Wanted: Good Monetary Policy
The disproportionate consequences of untimely contraction
The graph above takes a pair of Treasury bonds, one inflation-indexed, the other not, for several different maturities and calculates their differences to determine a market expectation for average inflation during that time frame. What fascinates me here is the extraordinary volatility in long-term inflation expectations since the end of the recession in July 2009.
It may seem small: we're talking about swings of roughly 1 percent in inflation expectations in the 5-year time frame, and swings of 50 to 75 basis points in the 7-, 10-, 20-, and 30-year time frames. But this is extraordinary--historically anomalous, in fact. Prior to the recession, these breakeven rates were anchored at 2.5 percent, regardless of economic conditions and monetary policy action.
Why does that matter? First, stable inflation expectations are essential to long-run growth. Unpredictable inflation introduces unnecessary risks to lending and borrowing, impeding investment. Yet I'm about to make a case you might not have heard before: the Fed's conservatism is seriously endangering inflation expectations in the medium- and long-run. (Not growth expectations, or "full employment"--that's an easy argument to win. Inflation.)
We can see this in how the volatility of these breakeven inflation rates move with short-run Fed policy--namely, the quantitative easing programs and related asset purchases. Yet these are short-run policies; why are we seeing them impact long-run inflation expectations?

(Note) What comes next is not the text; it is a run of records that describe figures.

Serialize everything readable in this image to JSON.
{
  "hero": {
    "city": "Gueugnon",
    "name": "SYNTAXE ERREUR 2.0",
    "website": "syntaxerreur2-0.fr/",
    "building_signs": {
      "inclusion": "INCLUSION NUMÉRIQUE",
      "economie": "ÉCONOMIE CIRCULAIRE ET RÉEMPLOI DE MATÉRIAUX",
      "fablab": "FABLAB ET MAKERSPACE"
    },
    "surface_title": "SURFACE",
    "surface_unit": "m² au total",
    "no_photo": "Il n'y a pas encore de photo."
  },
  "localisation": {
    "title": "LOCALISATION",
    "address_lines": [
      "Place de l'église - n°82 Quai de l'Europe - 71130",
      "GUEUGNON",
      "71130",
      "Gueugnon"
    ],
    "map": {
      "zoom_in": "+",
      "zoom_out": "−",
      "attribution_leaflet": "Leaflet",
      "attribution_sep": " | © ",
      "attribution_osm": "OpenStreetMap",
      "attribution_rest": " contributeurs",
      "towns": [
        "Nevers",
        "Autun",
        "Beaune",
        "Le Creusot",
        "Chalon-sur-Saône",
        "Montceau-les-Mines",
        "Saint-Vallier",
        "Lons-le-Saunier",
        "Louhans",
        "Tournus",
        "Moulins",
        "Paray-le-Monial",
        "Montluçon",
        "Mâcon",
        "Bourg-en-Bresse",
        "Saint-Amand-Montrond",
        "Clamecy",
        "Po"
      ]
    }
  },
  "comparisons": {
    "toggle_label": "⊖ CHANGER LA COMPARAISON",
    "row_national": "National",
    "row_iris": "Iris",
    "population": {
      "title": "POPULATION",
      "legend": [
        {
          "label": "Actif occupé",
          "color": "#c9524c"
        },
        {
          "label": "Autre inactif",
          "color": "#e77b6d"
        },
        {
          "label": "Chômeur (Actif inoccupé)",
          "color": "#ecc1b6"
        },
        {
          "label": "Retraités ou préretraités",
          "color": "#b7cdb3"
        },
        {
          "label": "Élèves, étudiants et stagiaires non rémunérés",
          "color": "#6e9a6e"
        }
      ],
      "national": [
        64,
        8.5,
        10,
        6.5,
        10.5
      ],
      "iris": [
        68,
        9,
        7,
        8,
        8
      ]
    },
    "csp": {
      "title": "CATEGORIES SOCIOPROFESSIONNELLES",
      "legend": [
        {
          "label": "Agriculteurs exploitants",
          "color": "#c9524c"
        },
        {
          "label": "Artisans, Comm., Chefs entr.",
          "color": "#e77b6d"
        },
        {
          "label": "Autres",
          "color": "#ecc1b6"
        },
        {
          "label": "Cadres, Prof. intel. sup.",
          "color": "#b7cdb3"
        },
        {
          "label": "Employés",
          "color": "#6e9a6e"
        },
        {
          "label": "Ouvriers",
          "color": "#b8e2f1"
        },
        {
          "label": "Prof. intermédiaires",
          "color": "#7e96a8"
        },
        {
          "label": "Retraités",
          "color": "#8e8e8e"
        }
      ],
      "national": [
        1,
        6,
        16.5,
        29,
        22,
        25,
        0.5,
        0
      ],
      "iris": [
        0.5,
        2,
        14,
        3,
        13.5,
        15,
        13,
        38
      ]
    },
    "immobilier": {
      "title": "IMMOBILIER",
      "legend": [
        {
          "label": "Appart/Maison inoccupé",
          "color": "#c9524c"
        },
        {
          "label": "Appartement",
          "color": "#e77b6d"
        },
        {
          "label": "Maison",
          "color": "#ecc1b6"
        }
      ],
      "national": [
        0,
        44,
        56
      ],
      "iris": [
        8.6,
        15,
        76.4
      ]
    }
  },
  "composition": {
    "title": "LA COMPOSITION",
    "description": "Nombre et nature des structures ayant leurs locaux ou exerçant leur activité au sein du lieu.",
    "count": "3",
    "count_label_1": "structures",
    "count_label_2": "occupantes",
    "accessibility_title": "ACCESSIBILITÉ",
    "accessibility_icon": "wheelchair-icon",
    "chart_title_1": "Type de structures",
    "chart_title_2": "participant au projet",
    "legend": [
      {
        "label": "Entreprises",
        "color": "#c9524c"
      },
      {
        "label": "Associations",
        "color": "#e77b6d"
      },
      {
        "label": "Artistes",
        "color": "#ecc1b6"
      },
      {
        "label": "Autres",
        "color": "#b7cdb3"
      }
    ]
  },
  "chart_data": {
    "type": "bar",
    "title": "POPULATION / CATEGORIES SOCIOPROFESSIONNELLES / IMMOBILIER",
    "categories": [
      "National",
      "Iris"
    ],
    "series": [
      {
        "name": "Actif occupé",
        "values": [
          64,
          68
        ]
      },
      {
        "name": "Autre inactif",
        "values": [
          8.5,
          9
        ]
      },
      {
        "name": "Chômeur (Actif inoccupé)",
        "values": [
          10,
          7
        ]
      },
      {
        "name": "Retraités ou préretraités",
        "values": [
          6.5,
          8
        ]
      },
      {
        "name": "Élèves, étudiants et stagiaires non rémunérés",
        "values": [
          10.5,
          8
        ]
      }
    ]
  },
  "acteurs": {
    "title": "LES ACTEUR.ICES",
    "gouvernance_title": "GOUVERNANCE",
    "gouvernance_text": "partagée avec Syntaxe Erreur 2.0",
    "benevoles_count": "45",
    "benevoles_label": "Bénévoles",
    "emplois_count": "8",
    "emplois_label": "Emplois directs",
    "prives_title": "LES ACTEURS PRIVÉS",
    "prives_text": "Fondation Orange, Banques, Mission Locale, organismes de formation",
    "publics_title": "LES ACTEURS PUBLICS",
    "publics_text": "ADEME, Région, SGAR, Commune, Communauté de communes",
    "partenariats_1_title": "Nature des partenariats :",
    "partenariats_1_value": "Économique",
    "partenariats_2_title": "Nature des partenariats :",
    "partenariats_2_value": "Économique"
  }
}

I see this as the clearest evidence I've ever seen of market concern that without continued accommodative monetary policy, we could be heading for a liquidity trap scenario of protracted periods of low growth, low inflation, and high output gaps. The only reason long-run inflation expectations would respond in this way, we can see, is that if the market expected Fed actions now would be highly determinative of the long-run. This is what an economy making an unsure exit from a liquidity trap looks like. It is highly suggestive that the Fed, moreover, remains disturbingly close to deflationary pressures and has significantly more leeway than I would have thought previously for expansions of QE before it has any negative impact on inflation expectations.